Two identical bulbs of power P are connected in parallel. The third identical bulb of power P is connected in series to this combination. What is the power dissipated in this circuit in terms of P

Answer 1

The power dissipated in this circuit is 3 P.

Step-by-step explanation:

The formula for determining the power in circuit is P = VI, where V is the voltage and I is the current.

So power is directly proportional to the product of voltage and current.

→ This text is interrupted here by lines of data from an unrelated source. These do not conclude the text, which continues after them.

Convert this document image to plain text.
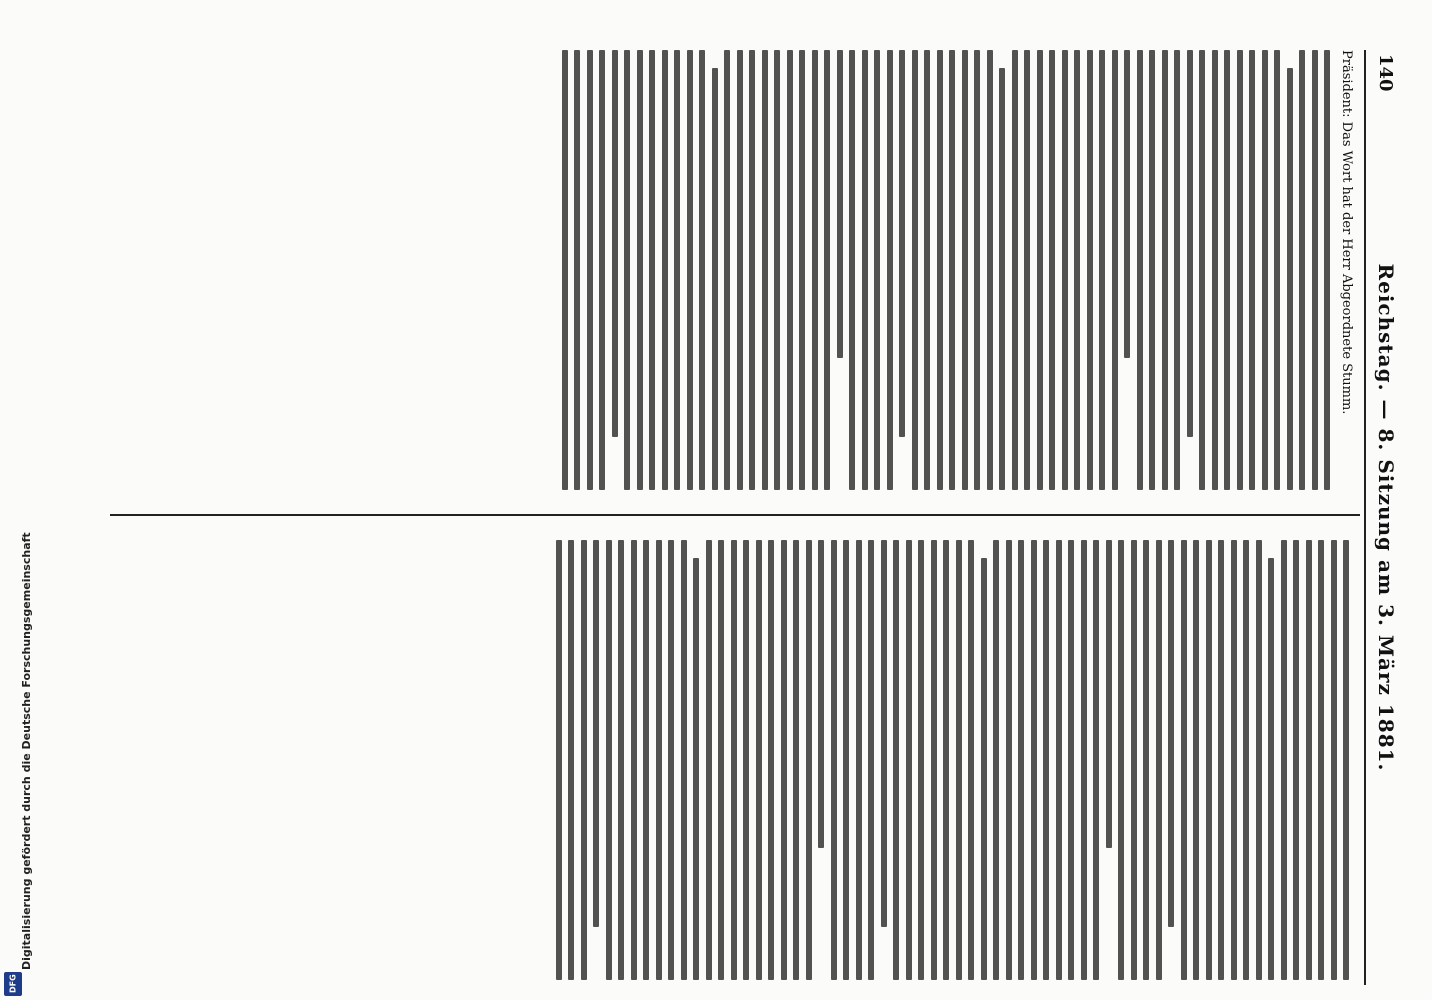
140
Reichstag. — 8. Sitzung am 3. März 1881.
Präsident: Das Wort hat der Herr Abgeordnete Stumm.
Digitalisierung gefördert durch die Deutsche Forschungsgemeinschaft
DFG
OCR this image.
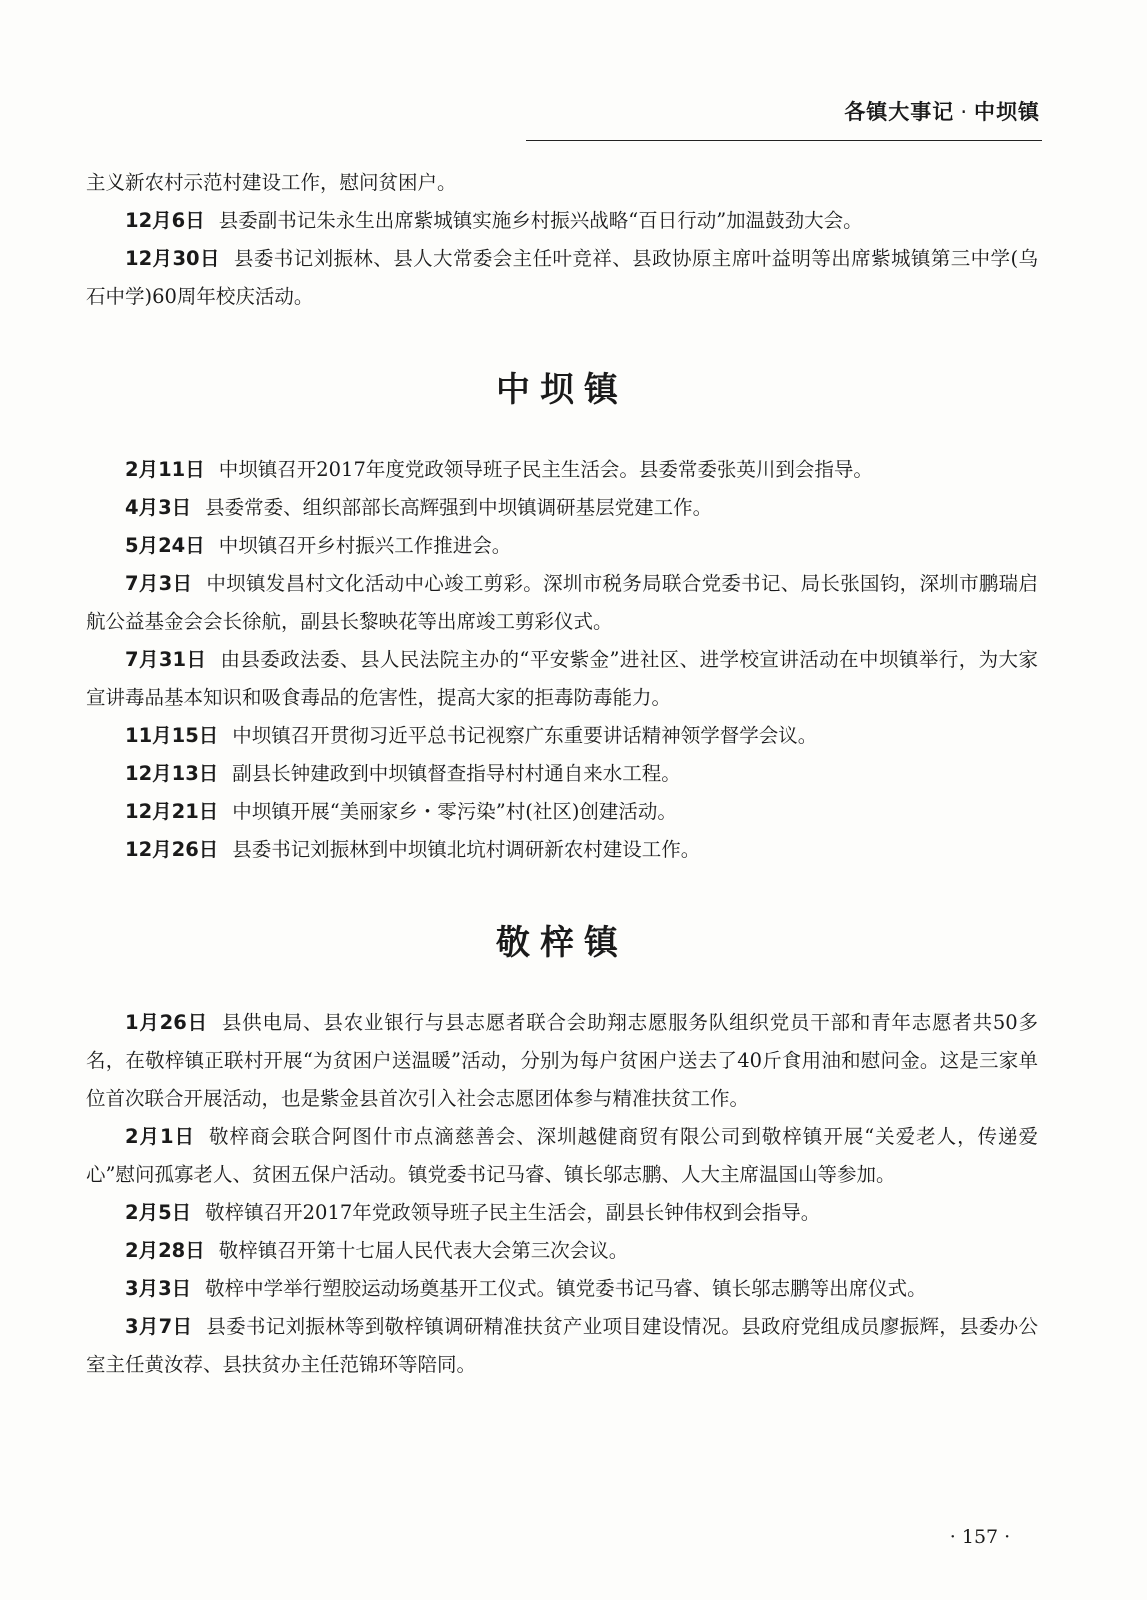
各镇大事记 · 中坝镇

主义新农村示范村建设工作，慰问贫困户。

12月6日 县委副书记朱永生出席紫城镇实施乡村振兴战略“百日行动”加温鼓劲大会。

12月30日 县委书记刘振林、县人大常委会主任叶竞祥、县政协原主席叶益明等出席紫城镇第三中学(乌石中学)60周年校庆活动。

中坝镇

2月11日 中坝镇召开2017年度党政领导班子民主生活会。县委常委张英川到会指导。

4月3日 县委常委、组织部部长高辉强到中坝镇调研基层党建工作。

5月24日 中坝镇召开乡村振兴工作推进会。

7月3日 中坝镇发昌村文化活动中心竣工剪彩。深圳市税务局联合党委书记、局长张国钧，深圳市鹏瑞启航公益基金会会长徐航，副县长黎映花等出席竣工剪彩仪式。

7月31日 由县委政法委、县人民法院主办的“平安紫金”进社区、进学校宣讲活动在中坝镇举行，为大家宣讲毒品基本知识和吸食毒品的危害性，提高大家的拒毒防毒能力。

11月15日 中坝镇召开贯彻习近平总书记视察广东重要讲话精神领学督学会议。

12月13日 副县长钟建政到中坝镇督查指导村村通自来水工程。

12月21日 中坝镇开展“美丽家乡・零污染”村(社区)创建活动。

12月26日 县委书记刘振林到中坝镇北坑村调研新农村建设工作。

敬梓镇

1月26日 县供电局、县农业银行与县志愿者联合会助翔志愿服务队组织党员干部和青年志愿者共50多名，在敬梓镇正联村开展“为贫困户送温暖”活动，分别为每户贫困户送去了40斤食用油和慰问金。这是三家单位首次联合开展活动，也是紫金县首次引入社会志愿团体参与精准扶贫工作。

2月1日 敬梓商会联合阿图什市点滴慈善会、深圳越健商贸有限公司到敬梓镇开展“关爱老人，传递爱心”慰问孤寡老人、贫困五保户活动。镇党委书记马睿、镇长邬志鹏、人大主席温国山等参加。

2月5日 敬梓镇召开2017年党政领导班子民主生活会，副县长钟伟权到会指导。

2月28日 敬梓镇召开第十七届人民代表大会第三次会议。

3月3日 敬梓中学举行塑胶运动场奠基开工仪式。镇党委书记马睿、镇长邬志鹏等出席仪式。

3月7日 县委书记刘振林等到敬梓镇调研精准扶贫产业项目建设情况。县政府党组成员廖振辉，县委办公室主任黄汝荐、县扶贫办主任范锦环等陪同。

· 157 ·
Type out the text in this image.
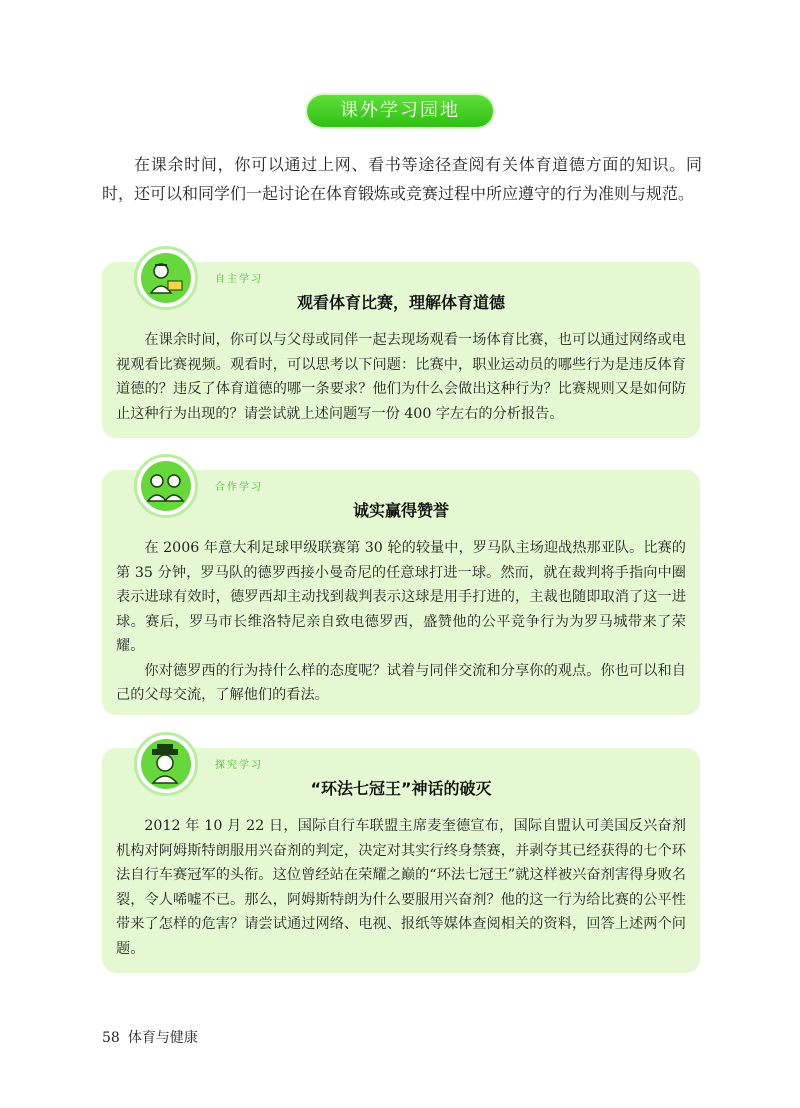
课外学习园地

在课余时间，你可以通过上网、看书等途径查阅有关体育道德方面的知识。同时，还可以和同学们一起讨论在体育锻炼或竞赛过程中所应遵守的行为准则与规范。

自主学习
观看体育比赛，理解体育道德

在课余时间，你可以与父母或同伴一起去现场观看一场体育比赛，也可以通过网络或电视观看比赛视频。观看时，可以思考以下问题：比赛中，职业运动员的哪些行为是违反体育道德的？违反了体育道德的哪一条要求？他们为什么会做出这种行为？比赛规则又是如何防止这种行为出现的？请尝试就上述问题写一份 400 字左右的分析报告。

合作学习
诚实赢得赞誉

在 2006 年意大利足球甲级联赛第 30 轮的较量中，罗马队主场迎战热那亚队。比赛的第 35 分钟，罗马队的德罗西接小曼奇尼的任意球打进一球。然而，就在裁判将手指向中圈表示进球有效时，德罗西却主动找到裁判表示这球是用手打进的，主裁也随即取消了这一进球。赛后，罗马市长维洛特尼亲自致电德罗西，盛赞他的公平竞争行为为罗马城带来了荣耀。

你对德罗西的行为持什么样的态度呢？试着与同伴交流和分享你的观点。你也可以和自己的父母交流，了解他们的看法。

探究学习
“环法七冠王”神话的破灭

2012 年 10 月 22 日，国际自行车联盟主席麦奎德宣布，国际自盟认可美国反兴奋剂机构对阿姆斯特朗服用兴奋剂的判定，决定对其实行终身禁赛，并剥夺其已经获得的七个环法自行车赛冠军的头衔。这位曾经站在荣耀之巅的“环法七冠王”就这样被兴奋剂害得身败名裂，令人唏嘘不已。那么，阿姆斯特朗为什么要服用兴奋剂？他的这一行为给比赛的公平性带来了怎样的危害？请尝试通过网络、电视、报纸等媒体查阅相关的资料，回答上述两个问题。

58 体育与健康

If two bulbs are connected in parallel, then the voltage flow in both the bulbs will be constant. So the sum of varying current in the circuit will be

`I_(p)= I_(1)+ I_(2)`

As here
`I_(p)=(P_(p) )/(V_(p) )` ,
`I_(1)=(P_(1) )/(V_(1) )` and
`I_(2)=(P_(2) )/(V_(2) )`

Since , the voltage is similar in parallel connection, Vp=V1=V2=V

So,
`(P_(p) )/(V)=(P_(1) )/(V)+(P_(2) )/(V)`

Then
`P_(p) = P_(1)+ P_(2)`, as both the bulbs are identical bulbs then
`P_(p) = 2 P`

Then , along with these two another bulb is connected in series. So in series , the current will be constant, then

`V_(s) = V_(1) + V_(2)`

And
`V_(s)=(P_(s) )/(I)`,
`V_(1)=(P_(p) )/(I)` and
`V_(2)=(P_(3) )/(I)`

`(P_(s) )/(I)=(P_(p) )/(I)+(P_(3) )/(I)`

Since the bulb is identical so P3 =P

`P_(s) = P_(p)+ P_(3)=2P+P = 3P`

So the power dissipated in this circuit is 3 P.